Последняя тысяча слов | страница 14



Судя по всему, ждать этого момента оставалось недолго.


Ее настроение было переменчиво, как субтропическая осень. Или это погода подстраивалась под перепады ее эмоционального ритма? Казалось бы, только что все было сверкающе-безоблачно, но вот подул ветер с севера и пригнал из-за далеких гор стаю туч, прохудившихся, пока пролетали над пиками. И вот-вот уже прольется ненужная влага, которая никому не принесет облегчения.

– Ну? – спросил он, на ранней стадии заметив ее упрямо вздернутый подбородок и немигающий взгляд, направленный на залив.

– Ничего!

– Ну, ну, ну…

Он завладел ее плечом, а следом и взглядом.

– Где-то там, – она упрямо отвернулась, указывая на море подбородком, – когда-то жила русалочка. Она пожертвовала голосом ради любви. А ты? Тоже отдал свой голос за пару стройных ножек?

Борис с сомнением взглянул на свои ноги. Пляжные шорты позволяли заметить: ноги как ноги. Жертвовать ради таких чем бы то ни было не имело смысла.

– Ты охладел ко мне, – спокойно сказала она. – Уже три дня ты не называешь меня де-евушкой. И я уже не помню, когда ты последний раз признавался мне в любви. Все прошло? Опять? Нет, ты ответь! И что дальше? Снова свидания в режиме «сутки через тридцать», а через полгода – последний звонок?

Он закусил губу и помотал головой, надеясь, что глаза его искрятся искренностью.

– Ты ведь не любишь меня, – пристально глядя исподлобья, сказала она.

– У-у… – отрицательно промычал он, понял, что сморозил глупость, и поспешил исправиться: – Угу. – Лучше, однако, не стало. – Глупышка! – нашелся он и попытался погладить ее по голове.

Она отстранилась, не отводя взгляда, покачала головой.

– Не любишь!

– Глупышка!

Она приблизилась, взяла его лицо своими мягкими ладонями.

– Ну. Неужели так трудно сказать: я люблю тебя, Света? Я же не требую невозможного. Просто скажи.

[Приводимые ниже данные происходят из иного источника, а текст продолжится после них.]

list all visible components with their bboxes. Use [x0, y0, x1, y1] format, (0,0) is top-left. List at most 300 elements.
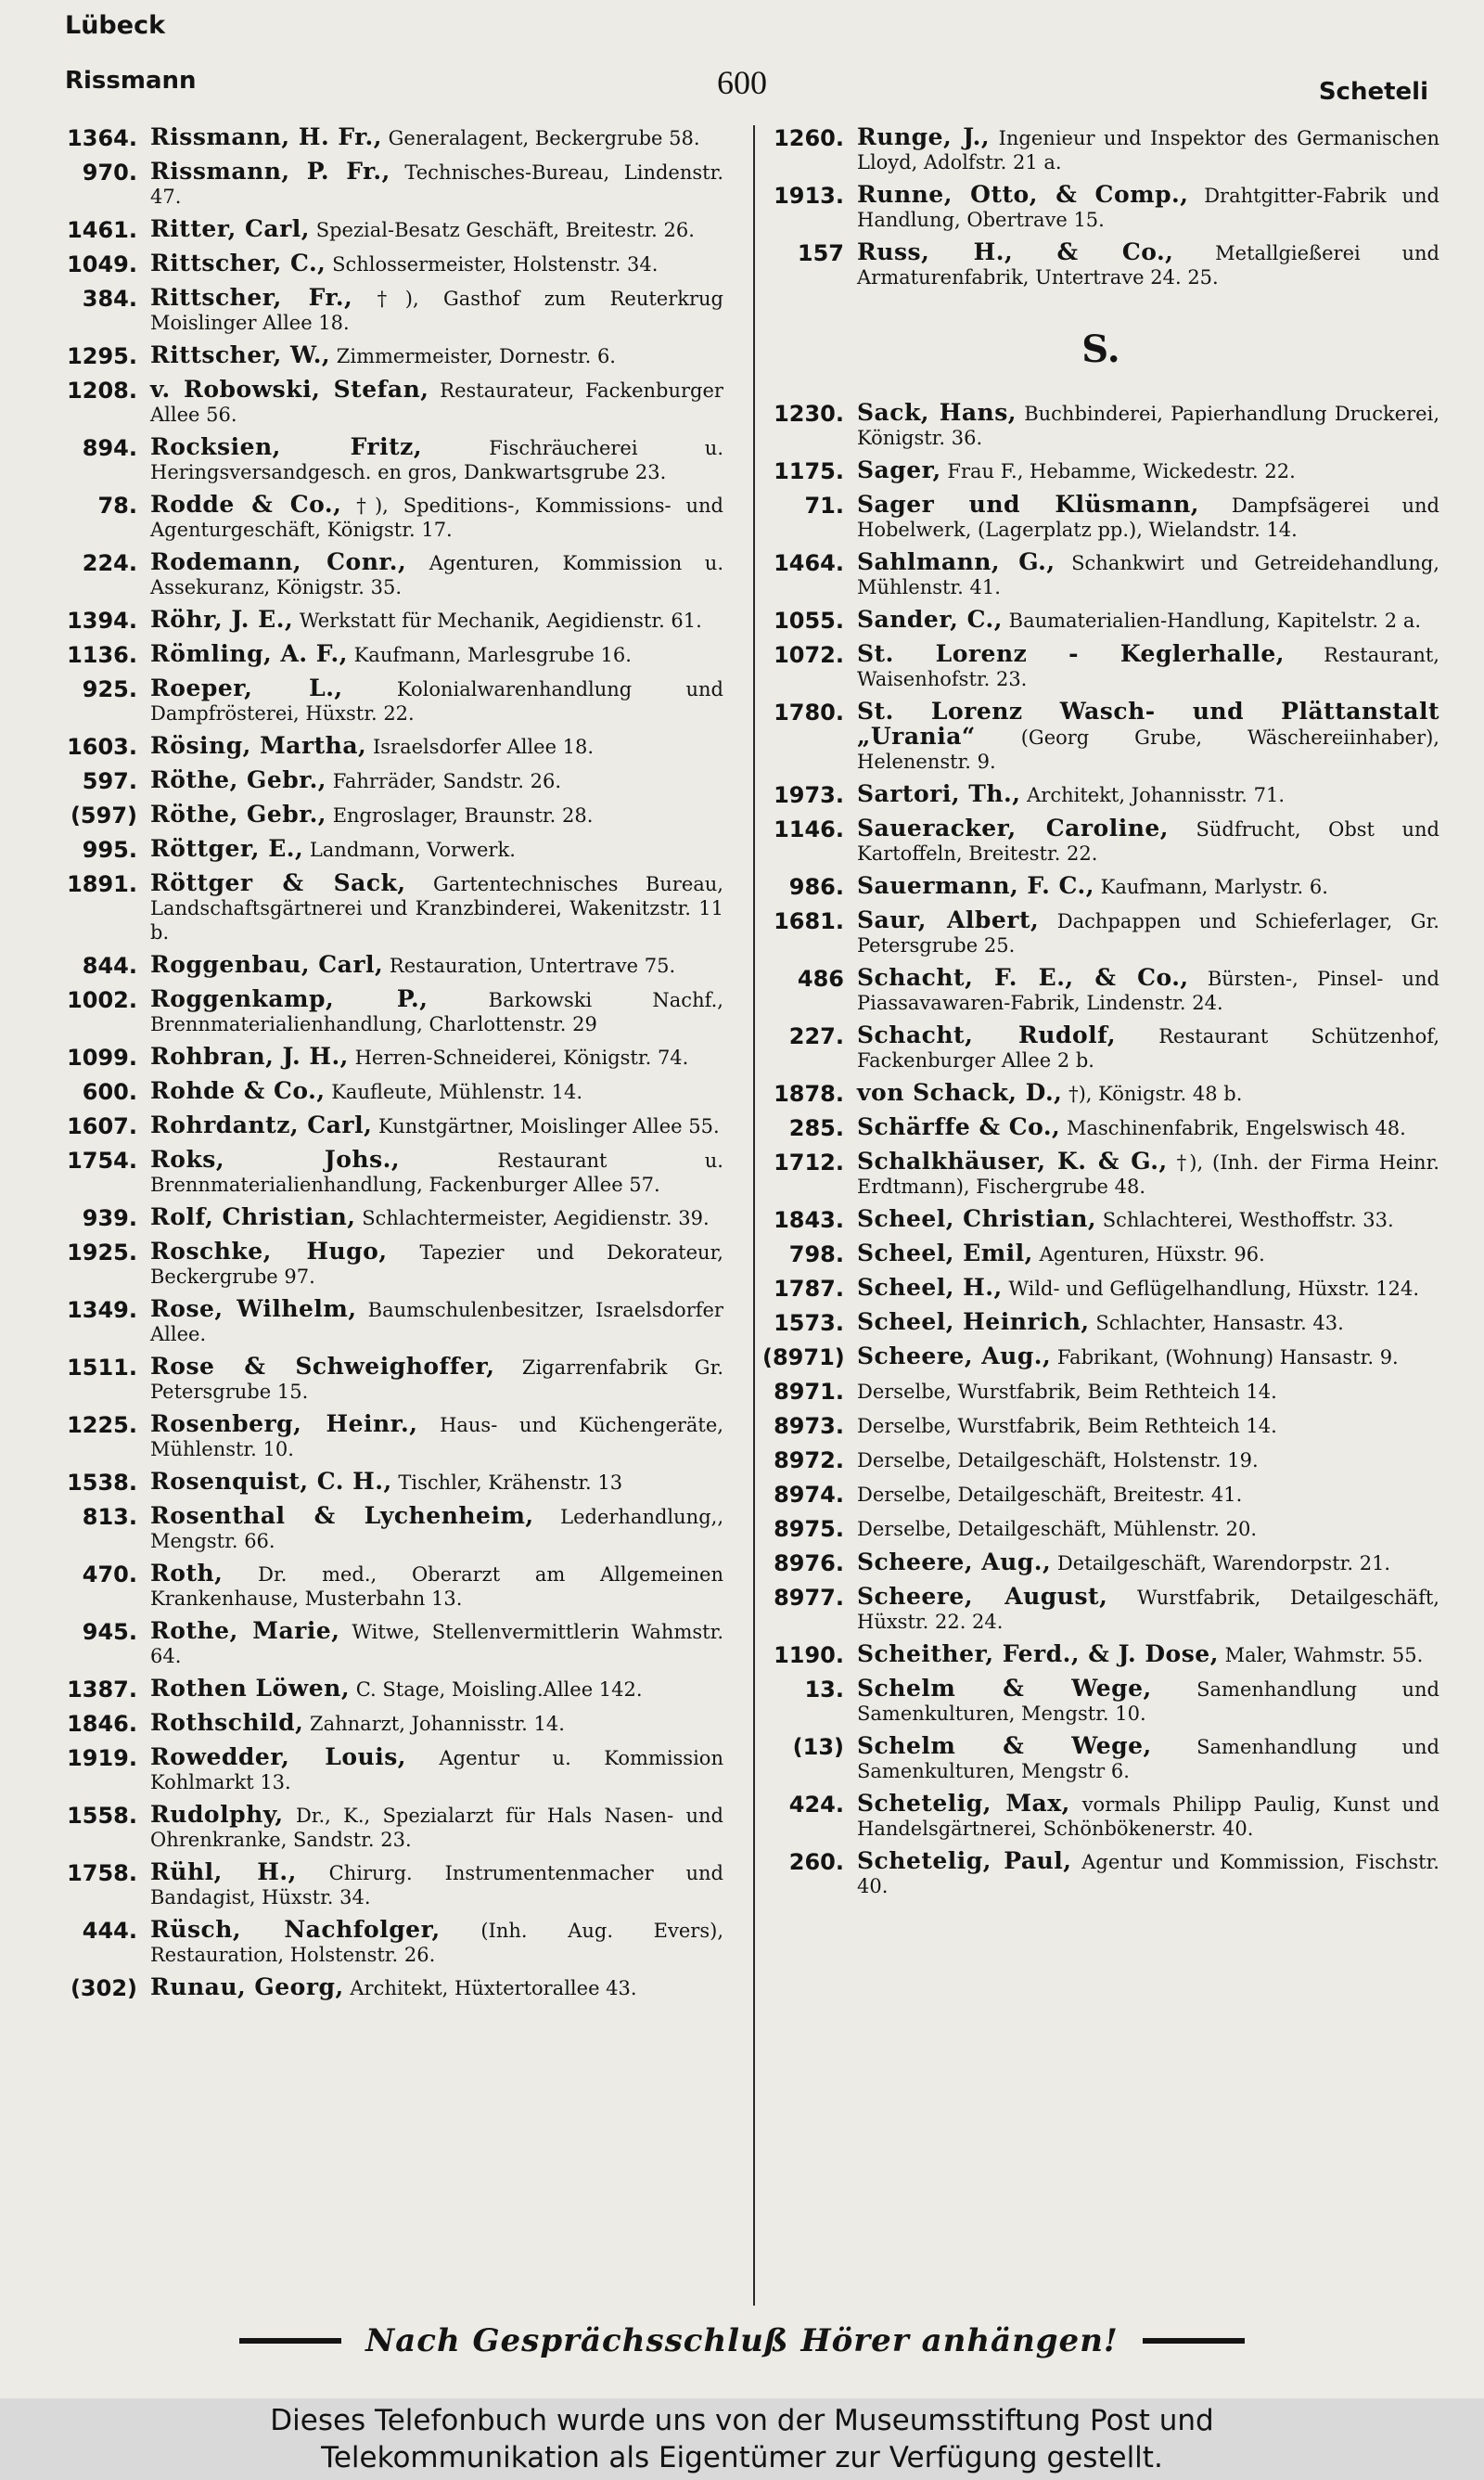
entry-number: 1511. [67, 1355, 137, 1381]
entry-name: Rothen Löwen, [150, 1675, 351, 1702]
directory-entry [56, 1412, 723, 1461]
entry-details: Derselbe, Wurstfabrik, Beim Rethteich 14. [857, 1415, 1277, 1437]
entry-details: Fabrikant, (Wohnung) Hansastr. 9. [1056, 1346, 1399, 1368]
entry-name: Roeper, L., [150, 675, 343, 701]
entry-name: Rittscher, C., [150, 250, 326, 276]
entry-number: 71. [804, 493, 844, 519]
entry-details: Herren-Schneiderei, Königstr. 74. [354, 1047, 689, 1069]
directory-entry [56, 286, 723, 335]
directory-entry [762, 1310, 1439, 1336]
entry-text [150, 160, 723, 209]
directory-entry [762, 1276, 1439, 1302]
entry-text [150, 1240, 723, 1289]
entry-number: 970. [82, 160, 137, 186]
entry-number: 1925. [67, 1240, 137, 1266]
entry-name: St. Lorenz - Keglerhalle, [857, 640, 1285, 667]
entry-text [150, 1711, 723, 1736]
entry-number: 1878. [774, 1081, 844, 1107]
entry-number: 8973. [774, 1413, 844, 1439]
entry-number: 1099. [67, 1045, 137, 1071]
entry-details: Zigarrenfabrik Gr. Petersgrube 15. [150, 1356, 723, 1403]
entry-details: Samenhandlung und Samenkulturen, Mengstr. 10. [857, 1678, 1439, 1725]
entry-name: Rudolphy, [150, 1801, 284, 1828]
entry-text [857, 1482, 1439, 1507]
entry-details: Detailgeschäft, Warendorpstr. 21. [1056, 1552, 1391, 1574]
entry-number: 486 [797, 966, 844, 992]
directory-entry [56, 1470, 723, 1496]
entry-name: Sack, Hans, [857, 399, 1017, 426]
entry-text [150, 286, 723, 335]
entry-number: 1846. [67, 1711, 137, 1737]
entry-details: Wild- und Geflügelhandlung, Hüxstr. 124. [1008, 1278, 1420, 1300]
entry-name: Saueracker, Caroline, [857, 815, 1169, 842]
entry-name: Rolf, Christian, [150, 1203, 356, 1230]
entry-details: Ingenieur und Inspektor des Germanischen Lloyd, Adolfstr. 21 a. [857, 127, 1440, 173]
entry-text [150, 493, 723, 542]
entry-number: 13. [804, 1677, 844, 1703]
entry-name: Scheere, August, [857, 1583, 1108, 1610]
entry-text [150, 837, 723, 862]
directory-entry [762, 1023, 1439, 1073]
directory-entry [762, 493, 1439, 542]
entry-name: Rosenquist, C. H., [150, 1468, 392, 1495]
entry-name: Roggenkamp, P., [150, 985, 429, 1012]
entry-text [150, 125, 723, 150]
entry-name: Runau, Georg, [150, 1973, 344, 2000]
entry-text [150, 435, 723, 484]
entry-text [150, 1297, 723, 1346]
entry-name: Schacht, F. E., & Co., [857, 964, 1189, 991]
entry-number: 260. [788, 1849, 844, 1875]
entry-details: Architekt, Hüxtertorallee 43. [350, 1977, 637, 1999]
entry-text [150, 676, 723, 726]
entry-name: Rissmann, P. Fr., [150, 158, 390, 185]
entry-text [150, 251, 723, 276]
entry-number: 285. [788, 1115, 844, 1141]
entry-name: Roth, [150, 1560, 224, 1587]
directory-entry [762, 608, 1439, 634]
entry-text [857, 966, 1439, 1015]
entry-number: 224. [82, 550, 137, 576]
entry-name: Scheere, Aug., [857, 1343, 1052, 1369]
entry-number: 8972. [774, 1447, 844, 1473]
entry-number: 986. [788, 874, 844, 900]
entry-details: Restaurant, Waisenhofstr. 23. [857, 644, 1439, 690]
directory-entry [762, 908, 1439, 957]
left-column [56, 125, 723, 2010]
entry-details: Engroslager, Braunstr. 28. [332, 804, 594, 827]
entry-details: Restaurant Schützenhof, Fackenburger Allee 2 b. [857, 1025, 1439, 1072]
entry-details: Baumaterialien-Handlung, Kapitelstr. 2 a. [1008, 610, 1422, 632]
entry-number: (597) [70, 803, 137, 829]
entry-name: Rowedder, Louis, [150, 1743, 407, 1770]
entry-name: Rose & Schweighoffer, [150, 1353, 495, 1380]
entry-text [150, 217, 723, 242]
directory-entry [762, 1344, 1439, 1370]
entry-details: Dr., K., Spezialarzt für Hals Nasen- und Ohrenkranke, Sandstr. 23. [150, 1805, 723, 1851]
entry-name: Scheel, H., [857, 1274, 1003, 1301]
entry-details: †), Königstr. 48 b. [1068, 1083, 1243, 1105]
credit-line-2: Telekommunikation als Eigentümer zur Verfügung gestellt. [321, 2441, 1163, 2474]
entry-text [150, 1975, 723, 2000]
directory-entry [56, 1860, 723, 1909]
entry-text [857, 183, 1439, 232]
entry-details: †), Gasthof zum Reuterkrug Moislinger Allee 18. [150, 288, 723, 334]
entry-name: Rothe, Marie, [150, 1617, 340, 1644]
entry-details: Derselbe, Detailgeschäft, Mühlenstr. 20. [857, 1518, 1258, 1540]
entry-text [857, 550, 1439, 599]
entry-number: 1758. [67, 1860, 137, 1886]
entry-text [857, 1677, 1439, 1726]
entry-text [857, 1379, 1439, 1404]
slogan-text: Nach Gesprächsschluß Hörer anhängen! [365, 2322, 1119, 2359]
directory-entry [56, 768, 723, 794]
entry-name: Sander, C., [857, 606, 1003, 633]
entry-details: Restauration, Untertrave 75. [389, 955, 676, 977]
entry-text [857, 700, 1439, 774]
directory-entry [762, 966, 1439, 1015]
entry-text [150, 734, 723, 759]
entry-details: Fischräucherei u. Heringsversandgesch. en gros, Dankwartsgrube 23. [150, 437, 723, 483]
entry-text [857, 1276, 1439, 1301]
credit-line-1: Dieses Telefonbuch wurde uns von der Museumsstiftung Post und [270, 2404, 1214, 2437]
entry-details: Haus- und Küchengeräte, Mühlenstr. 10. [150, 1414, 723, 1460]
entry-details: Schlossermeister, Holstenstr. 34. [332, 253, 659, 276]
entry-details: Kaufleute, Mühlenstr. 14. [331, 1081, 583, 1103]
entry-text [857, 608, 1439, 633]
entry-details: Fahrräder, Sandstr. 26. [332, 770, 562, 792]
entry-details: Dachpappen und Schieferlager, Gr. Petersgrube 25. [857, 910, 1439, 957]
entry-details: Derselbe, Wurstfabrik, Beim Rethteich 14. [857, 1381, 1277, 1403]
entry-details: (Georg Grube, Wäschereiinhaber), Helenenstr. 9. [857, 726, 1439, 773]
entry-text [857, 1115, 1439, 1140]
entry-name: Rosenberg, Heinr., [150, 1410, 418, 1437]
entry-text [857, 1792, 1439, 1841]
entry-name: Rosenthal & Lychenheim, [150, 1502, 534, 1529]
entry-details: Buchbinderei, Papierhandlung Druckerei, Königstr. 36. [857, 403, 1439, 449]
entry-text [857, 1207, 1439, 1232]
entry-number: 1136. [67, 642, 137, 668]
directory-entry [56, 871, 723, 944]
entry-number: 1603. [67, 734, 137, 760]
entry-name: Schelm & Wege, [857, 1732, 1152, 1759]
entry-number: 1787. [774, 1276, 844, 1302]
entry-details: Israelsdorfer Allee 18. [372, 736, 595, 758]
entry-details: †), Speditions-, Kommissions- und Agenturgeschäft, Königstr. 17. [150, 495, 723, 541]
directory-entry [56, 550, 723, 599]
entry-text [857, 1413, 1439, 1438]
entry-name: Scheel, Christian, [857, 1205, 1097, 1232]
entry-text [150, 1860, 723, 1909]
entry-number: 1049. [67, 251, 137, 277]
entry-name: Sartori, Th., [857, 780, 1021, 807]
entry-details: Derselbe, Detailgeschäft, Breitestr. 41. [857, 1484, 1243, 1506]
directory-entry [56, 1355, 723, 1404]
entry-text [857, 1849, 1439, 1898]
entry-number: 78. [97, 493, 137, 519]
entry-number: 1295. [67, 343, 137, 369]
entry-text [150, 642, 723, 667]
entry-number: 1208. [67, 378, 137, 404]
entry-name: v. Robowski, Stefan, [150, 376, 429, 403]
entry-name: Schacht, Rudolf, [857, 1022, 1117, 1048]
entry-name: Rohrdantz, Carl, [150, 1112, 373, 1138]
entry-text [857, 1150, 1439, 1199]
slogan-bar-left [239, 2338, 341, 2344]
entry-text [150, 1148, 723, 1197]
entry-text [857, 240, 1439, 289]
entry-text [150, 378, 723, 427]
entry-details: Landmann, Vorwerk. [309, 839, 516, 861]
page-number: 600 [717, 64, 767, 101]
entry-details: Schlachterei, Westhoffstr. 33. [1102, 1209, 1394, 1231]
entry-name: Rothschild, [150, 1709, 304, 1736]
entry-name: Saur, Albert, [857, 906, 1040, 933]
entry-details: Samenhandlung und Samenkulturen, Mengstr 6. [857, 1736, 1439, 1782]
entry-text [150, 1561, 723, 1611]
directory-entry [56, 642, 723, 668]
directory-entry [762, 1482, 1439, 1508]
entry-name: Ritter, Carl, [150, 215, 311, 242]
entry-name: Schärffe & Co., [857, 1113, 1061, 1140]
entry-name: Sauermann, F. C., [857, 872, 1094, 899]
entry-name: Runge, J., [857, 123, 991, 150]
entry-text [150, 1918, 723, 1967]
directory-entry [56, 1561, 723, 1611]
entry-text [150, 1745, 723, 1794]
entry-number: 1573. [774, 1310, 844, 1336]
entry-number: 1072. [774, 642, 844, 668]
entry-number: 227. [788, 1023, 844, 1049]
entry-number: 1712. [774, 1150, 844, 1176]
entry-text [150, 1619, 723, 1668]
directory-entry [762, 1849, 1439, 1898]
directory-entry [56, 1297, 723, 1346]
directory-entry [56, 251, 723, 277]
entry-number: 1754. [67, 1148, 137, 1174]
entry-number: 1394. [67, 608, 137, 634]
directory-entry [56, 1240, 723, 1289]
entry-text [150, 1079, 723, 1104]
directory-entry [56, 1711, 723, 1737]
entry-number: 925. [82, 676, 137, 702]
entry-details: Tapezier und Dekorateur, Beckergrube 97. [150, 1241, 723, 1288]
directory-entry [56, 343, 723, 369]
entry-name: St. Lorenz Wasch- und Plättanstalt „Urania“ [857, 698, 1439, 750]
directory-entry [56, 987, 723, 1036]
entry-text [150, 1470, 723, 1495]
entry-text [857, 642, 1439, 691]
entry-text [150, 1412, 723, 1461]
header-right-keyword: Scheteli [1318, 78, 1428, 106]
entry-name: Scheither, Ferd., & J. Dose, [857, 1640, 1219, 1667]
entry-text [150, 1355, 723, 1404]
entry-details: Werkstatt für Mechanik, Aegidienstr. 61. [299, 610, 702, 632]
entry-details: Südfrucht, Obst und Kartoffeln, Breitestr. 22. [857, 818, 1439, 865]
entry-text [857, 908, 1439, 957]
entry-number: 8975. [774, 1516, 844, 1542]
directory-entry [56, 1504, 723, 1553]
entry-number: 8971. [774, 1379, 844, 1405]
entry-number: 1230. [774, 401, 844, 427]
entry-details: Kaufmann, Marlesgrube 16. [353, 644, 632, 666]
directory-entry [56, 953, 723, 979]
entry-text [857, 1447, 1439, 1472]
entry-name: Roschke, Hugo, [150, 1238, 388, 1265]
entry-number: 600. [82, 1079, 137, 1105]
directory-entry [762, 458, 1439, 484]
entry-number: 1349. [67, 1297, 137, 1323]
entry-details: Zahnarzt, Johannisstr. 14. [310, 1713, 565, 1735]
entry-name: Röthe, Gebr., [150, 766, 327, 793]
entry-name: Sager, [857, 456, 941, 483]
entry-number: 1681. [774, 908, 844, 934]
directory-entry [762, 1516, 1439, 1542]
directory-entry [56, 676, 723, 726]
entry-name: Schetelig, Paul, [857, 1847, 1072, 1874]
entry-name: Roks, Johs., [150, 1146, 401, 1173]
entry-details: Schlachter, Hansastr. 43. [1095, 1312, 1344, 1334]
entry-number: 1364. [67, 125, 137, 151]
entry-number: (13) [792, 1734, 844, 1760]
directory-entry [56, 1045, 723, 1071]
directory-entry [762, 816, 1439, 866]
entry-name: Rocksien, Fritz, [150, 433, 423, 460]
entry-text [857, 1310, 1439, 1335]
entry-details: Gartentechnisches Bureau, Landschaftsgärtnerei und Kranzbinderei, Wakenitzstr. 11 b. [150, 873, 723, 944]
entry-number: 1002. [67, 987, 137, 1013]
directory-entry [762, 1550, 1439, 1576]
directory-entry [762, 1379, 1439, 1405]
entry-number: 1843. [774, 1207, 844, 1233]
entry-name: Scheel, Heinrich, [857, 1308, 1090, 1335]
entry-name: Scheere, Aug., [857, 1548, 1052, 1575]
directory-entry [56, 1079, 723, 1105]
entry-name: Rösing, Martha, [150, 732, 367, 759]
right-column [762, 125, 1439, 1907]
directory-entry [762, 782, 1439, 808]
entry-details: C. Stage, Moisling.Allee 142. [355, 1678, 643, 1701]
entry-name: Roggenbau, Carl, [150, 951, 384, 978]
directory-entry [762, 1677, 1439, 1726]
entry-number: 1891. [67, 871, 137, 897]
directory-entry [56, 837, 723, 863]
slogan-banner [0, 2318, 1484, 2364]
entry-text [150, 550, 723, 599]
directory-entry [762, 700, 1439, 774]
entry-number: 813. [82, 1504, 137, 1530]
entry-number: 8976. [774, 1550, 844, 1576]
entry-number: 1190. [774, 1642, 844, 1668]
entry-details: Agenturen, Kommission u. Assekuranz, Königstr. 35. [150, 552, 723, 598]
entry-details: Bürsten-, Pinsel- und Piassavawaren-Fabrik, Lindenstr. 24. [857, 968, 1439, 1014]
directory-entry [762, 1115, 1439, 1141]
column-divider [753, 125, 755, 2306]
entry-details: Chirurg. Instrumentenmacher und Bandagist, Hüxstr. 34. [150, 1862, 724, 1908]
directory-entry [56, 1975, 723, 2001]
entry-number: 1055. [774, 608, 844, 634]
entry-name: Runne, Otto, & Comp., [857, 181, 1189, 208]
entry-number: 1558. [67, 1803, 137, 1829]
directory-entry [762, 1447, 1439, 1473]
entry-number: 939. [82, 1205, 137, 1231]
entry-details: Agentur u. Kommission Kohlmarkt 13. [150, 1747, 723, 1793]
entry-number: 1175. [774, 458, 844, 484]
entry-text [150, 953, 723, 978]
entry-number: 8977. [774, 1585, 844, 1611]
entry-text [857, 1734, 1439, 1783]
entry-number: (8971) [762, 1344, 845, 1370]
entry-text [857, 1516, 1439, 1541]
entry-details: Maschinenfabrik, Engelswisch 48. [1066, 1117, 1406, 1139]
entry-details: Barkowski Nachf., Brennmaterialienhandlung, Charlottenstr. 29 [150, 989, 723, 1035]
directory-entry [56, 734, 723, 760]
entry-number: 1538. [67, 1470, 137, 1496]
entry-name: Römling, A. F., [150, 640, 348, 667]
directory-entry [762, 401, 1439, 450]
entry-details: Frau F., Hebamme, Wickedestr. 22. [947, 460, 1296, 482]
directory-entry [56, 803, 723, 829]
directory-entry [762, 1081, 1439, 1107]
entry-name: Sager und Klüsmann, [857, 491, 1200, 518]
right-column-top [762, 125, 1439, 289]
entry-details: Kolonialwarenhandlung und Dampfrösterei, Hüxstr. 22. [150, 678, 723, 725]
entry-details: Technisches-Bureau, Lindenstr. 47. [150, 161, 723, 208]
entry-name: Rittscher, W., [150, 341, 331, 368]
directory-entry [762, 1207, 1439, 1233]
entry-name: Rüsch, Nachfolger, [150, 1916, 441, 1943]
entry-number: 1225. [67, 1412, 137, 1438]
entry-name: Rühl, H., [150, 1858, 297, 1885]
right-column-bottom [762, 401, 1439, 1898]
entry-name: Röthe, Gebr., [150, 801, 327, 828]
directory-entry [762, 1792, 1439, 1841]
entry-text [857, 458, 1439, 483]
entry-name: Rohbran, J. H., [150, 1043, 349, 1070]
entry-number: 8974. [774, 1482, 844, 1508]
entry-number: 470. [82, 1561, 137, 1587]
entry-text [150, 1205, 723, 1230]
entry-details: Kaufmann, Marlystr. 6. [1100, 876, 1328, 898]
entry-name: Rissmann, H. Fr., [150, 123, 382, 150]
entry-details: Wurstfabrik, Detailgeschäft, Hüxstr. 22. 24. [857, 1587, 1439, 1633]
entry-text [150, 1045, 723, 1070]
entry-details: Metallgießerei und Armaturenfabrik, Untertrave 24. 25. [857, 242, 1439, 289]
entry-name: Rodde & Co., [150, 491, 342, 518]
entry-details: Spezial-Besatz Geschäft, Breitestr. 26. [315, 219, 695, 241]
entry-number: 157 [797, 240, 844, 266]
entry-text [857, 401, 1439, 450]
entry-number: 1260. [774, 125, 844, 151]
entry-text [857, 1550, 1439, 1575]
entry-name: Rodemann, Conr., [150, 548, 407, 575]
entry-details: Restaurateur, Fackenburger Allee 56. [150, 379, 723, 426]
entry-number: 1973. [774, 782, 844, 808]
directory-entry [56, 1205, 723, 1231]
entry-details: Agenturen, Hüxstr. 96. [1039, 1243, 1265, 1266]
entry-name: Röttger & Sack, [150, 869, 406, 896]
header-left-keyword: Rissmann [65, 67, 197, 95]
directory-entry [56, 1745, 723, 1794]
entry-number: 1919. [67, 1745, 137, 1771]
entry-text [857, 1585, 1439, 1634]
entry-number: 894. [82, 435, 137, 461]
directory-entry [762, 642, 1439, 691]
directory-entry [56, 1918, 723, 1967]
entry-number: 424. [788, 1792, 844, 1818]
entry-name: von Schack, D., [857, 1079, 1063, 1106]
entry-number: 995. [82, 837, 137, 863]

Борис пожевал губы, чуть не плача. Трудно. Иногда просто невозможно – он знал это по своему лексически благополучному прошлому. Именно эта фраза давалась ему с трудом всегда, даже когда он без напряжения оперировал «форексами», «фьючерсами» и «франшизой». А уж теперь… Он мог проо-ля-лякать ей, как француз, или проулюлюкать, как разбойник, но совершено не мог выдавить из себя эти пять звуков, когда между двумя слогами, похожими, как китайские близнецы, вклинивалась Бескомпромиссная Буква Б.

«Я люблю тебя, глупышка!» – хотелось раз за разом повторять ему, но получалось только:

– Глупышка… Глупышка…

Так называла его мама в раннем-прераннем детстве. Если верить семейной легенде, именно это слово Боря произнес первым, раньше даже, чем «мама» и «папа». И до своего второго дня рождения, услышав обращение Боренька или Бориска, недоуменно оглядывался по сторонам. Кого это вы зовете? Неужели меня? А кто же тогда Глупышка?